The chaos resulting from the implementation of the council was, in Lamont's view, the result of the entrenchment of the very problems that the council sought to correct:
These attempts to address this fundamental weakness, however, were received by a Church that was still enthralled by them. That is what explains the disasters that followed the Council. Its attempts at overcoming the nominalist mindset were interpreted as rejecting the previous requirement of obedience. This freed all the bitterness and resentment that had been produced by such obedience, a bitterness untrammeled by any intellectual discipline or loyalty to truth.

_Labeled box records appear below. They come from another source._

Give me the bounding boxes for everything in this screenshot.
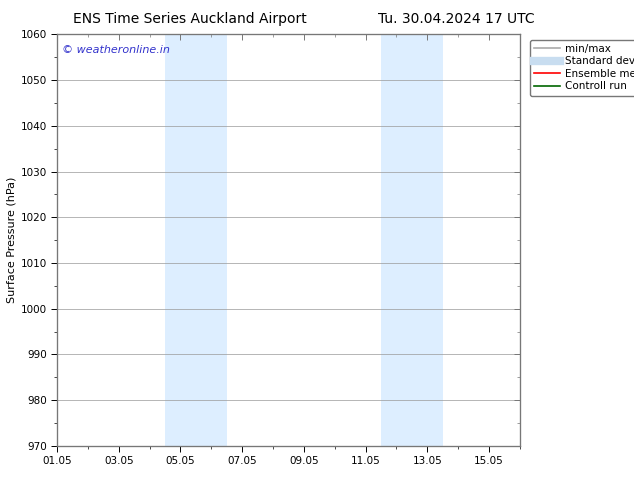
Text: ENS Time Series Auckland Airport: ENS Time Series Auckland Airport bbox=[74, 12, 307, 26]
Bar bbox=[165, 34, 227, 446]
Text: Tu. 30.04.2024 17 UTC: Tu. 30.04.2024 17 UTC bbox=[378, 12, 535, 26]
Legend: min/max, Standard deviation, Ensemble mean run, Controll run: min/max, Standard deviation, Ensemble me… bbox=[530, 40, 634, 96]
Y-axis label: Surface Pressure (hPa): Surface Pressure (hPa) bbox=[6, 177, 16, 303]
Text: © weatheronline.in: © weatheronline.in bbox=[61, 45, 169, 54]
Bar bbox=[381, 34, 443, 446]
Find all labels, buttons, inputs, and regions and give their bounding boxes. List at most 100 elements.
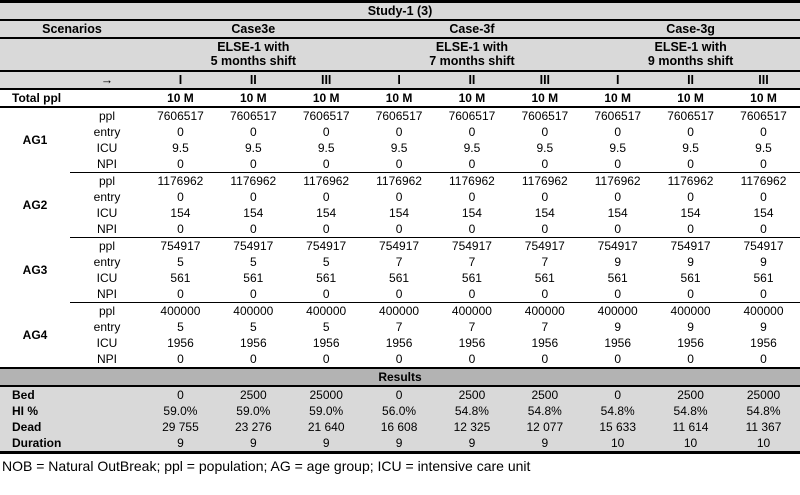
data-cell: 0: [289, 286, 363, 303]
data-cell: 0: [727, 189, 800, 205]
data-cell: 1956: [216, 335, 290, 351]
row-label: entry: [70, 319, 144, 335]
case-subheader-3f: ELSE-1 with 7 months shift: [362, 38, 582, 72]
data-cell: 754917: [654, 237, 727, 254]
table-row: entry 5 5 5 7 7 7 9 9 9: [0, 254, 800, 270]
data-cell: 1956: [289, 335, 363, 351]
data-cell: 154: [654, 205, 727, 221]
data-cell: 0: [581, 156, 655, 173]
age-group-label: AG3: [0, 237, 70, 303]
results-section: Bed 0 2500 25000 0 2500 2500 0 2500 25000 HI % 59.0…: [0, 386, 800, 454]
data-cell: 754917: [362, 237, 436, 254]
data-cell: 0: [216, 221, 290, 238]
column-numeral: I: [581, 71, 655, 90]
data-cell: 5: [144, 319, 217, 335]
column-numeral: III: [289, 71, 363, 90]
data-cell: 9.5: [435, 140, 509, 156]
result-cell: 0: [144, 386, 217, 403]
table-row: HI % 59.0% 59.0% 59.0% 56.0% 54.8% 54.8% 54.8% 5…: [0, 403, 800, 419]
result-cell: 9: [435, 435, 509, 454]
data-cell: 5: [216, 254, 290, 270]
table-row: AG2 ppl 1176962 1176962 1176962 1176962 117696…: [0, 172, 800, 238]
data-cell: 1176962: [362, 172, 436, 189]
data-cell: 1176962: [727, 172, 800, 189]
data-cell: 0: [508, 286, 582, 303]
data-cell: 0: [508, 221, 582, 238]
data-cell: 9: [654, 319, 727, 335]
column-numeral: II: [216, 71, 290, 90]
data-cell: 0: [435, 351, 509, 369]
result-cell: 54.8%: [581, 403, 655, 419]
row-label: NPI: [70, 221, 144, 238]
results-header-section: Results: [0, 368, 800, 387]
data-cell: 154: [362, 205, 436, 221]
data-cell: 1956: [362, 335, 436, 351]
data-cell: 754917: [435, 237, 509, 254]
result-cell: 54.8%: [654, 403, 727, 419]
data-cell: 5: [289, 319, 363, 335]
total-ppl-value: 10 M: [654, 89, 727, 108]
data-cell: 561: [144, 270, 217, 286]
result-cell: 54.8%: [508, 403, 582, 419]
data-cell: 0: [435, 286, 509, 303]
result-cell: 54.8%: [727, 403, 800, 419]
data-cell: 0: [289, 156, 363, 173]
age-group-label: AG4: [0, 302, 70, 369]
data-cell: 0: [508, 189, 582, 205]
results-header: Results: [0, 368, 800, 387]
result-cell: 23 276: [216, 419, 290, 435]
table-header: Study-1 (3) Scenarios Case3e Case-3f Cas…: [0, 0, 800, 90]
data-cell: 561: [581, 270, 655, 286]
data-cell: 754917: [144, 237, 217, 254]
data-cell: 561: [216, 270, 290, 286]
data-cell: 1176962: [216, 172, 290, 189]
data-cell: 400000: [654, 302, 727, 319]
data-cell: 561: [289, 270, 363, 286]
result-cell: 54.8%: [435, 403, 509, 419]
data-cell: 0: [144, 351, 217, 369]
data-cell: 0: [144, 124, 217, 140]
column-numeral: II: [435, 71, 509, 90]
data-cell: 0: [581, 221, 655, 238]
result-cell: 56.0%: [362, 403, 436, 419]
data-cell: 561: [727, 270, 800, 286]
total-ppl-value: 10 M: [508, 89, 582, 108]
column-numeral: I: [362, 71, 436, 90]
data-cell: 154: [508, 205, 582, 221]
case-subtitle-line: ELSE-1 with: [435, 40, 509, 54]
data-cell: 9.5: [581, 140, 655, 156]
study-table: Study-1 (3) Scenarios Case3e Case-3f Cas…: [0, 0, 800, 454]
data-cell: 754917: [216, 237, 290, 254]
data-cell: 0: [289, 189, 363, 205]
row-label: ppl: [70, 172, 144, 189]
data-cell: 0: [144, 189, 217, 205]
data-cell: 0: [654, 286, 727, 303]
result-cell: 10: [727, 435, 800, 454]
row-label: entry: [70, 189, 144, 205]
data-cell: 0: [216, 189, 290, 205]
data-cell: 9.5: [362, 140, 436, 156]
data-cell: 7606517: [581, 107, 655, 124]
total-ppl-value: 10 M: [362, 89, 436, 108]
data-cell: 0: [508, 156, 582, 173]
table-row: NPI 0 0 0 0 0 0 0 0 0: [0, 221, 800, 238]
table-row: Results: [0, 368, 800, 387]
table-row: Study-1 (3): [0, 0, 800, 21]
data-cell: 1176962: [144, 172, 217, 189]
case-subtitle-line: 9 months shift: [647, 54, 734, 68]
row-label: ppl: [70, 237, 144, 254]
data-cell: 0: [727, 124, 800, 140]
data-cell: 9.5: [216, 140, 290, 156]
row-label: NPI: [70, 351, 144, 369]
data-cell: 0: [581, 351, 655, 369]
data-cell: 0: [581, 124, 655, 140]
data-cell: 400000: [216, 302, 290, 319]
data-cell: 1176962: [435, 172, 509, 189]
data-cell: 9: [727, 254, 800, 270]
column-numeral: II: [654, 71, 727, 90]
data-cell: 0: [289, 351, 363, 369]
data-cell: 1176962: [581, 172, 655, 189]
case-subtitle-line: ELSE-1 with: [654, 40, 727, 54]
data-cell: 0: [216, 124, 290, 140]
table-row: entry 5 5 5 7 7 7 9 9 9: [0, 319, 800, 335]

He goes on to blame the Novus Order far more than I would for contributing to the post-Vatican II breakdown. Though far from being a liturgist, it seems to me that there is certainly nothing defective about the Novus Ordo as a rite, the problems have been with the Novus Ordo being abused in ways that were certainly never intended by those who originally created it.
I do think there can be some question as to whether simultaneously creating a new rite and allowing exclusive use of the vernacular right after a major council was pastorally a good idea. To the council fathers themselves the reasons may have seemed quite clear, but I think to many of the faithful (who had not been kept well informed at all about the council and its teachings) it seemed very much as if all of a sudden everything was being changed, and anything that hadn't been changed yet might be changed soon.
In order to avoid alarming and scandalizing lay Catholics who in many cases may not have been clear on the differences between doctrine, discipline and practice, it seems like a more gradual process might have been wiser. On the other hand, as I once heard an executive say regarding business change, sometimes change is like detox: it's going to be terrible no matter when you do it, so you might as well get through it quickly. Perhaps that's what the US bishops had in mind.
The other challenge coming out of Vatican II was that the shepherds themselves weren't in the best of shape. From the number of priests ordained in the 50s and 60s who we all heard growing up saying things like, "Back then everything was a sin. Eating meat on Friday could send you to hell." I have to assume that one of the major obstacles to evangelizing people about the council was that a lot of the priests and religious were themselves confused about the differences between doctrine, discipline and practice, and thus added to the confusion after the council by preaching confusion from the pulpit.
I've run into a few other interesting Vatican II articles recently, so there's more to come.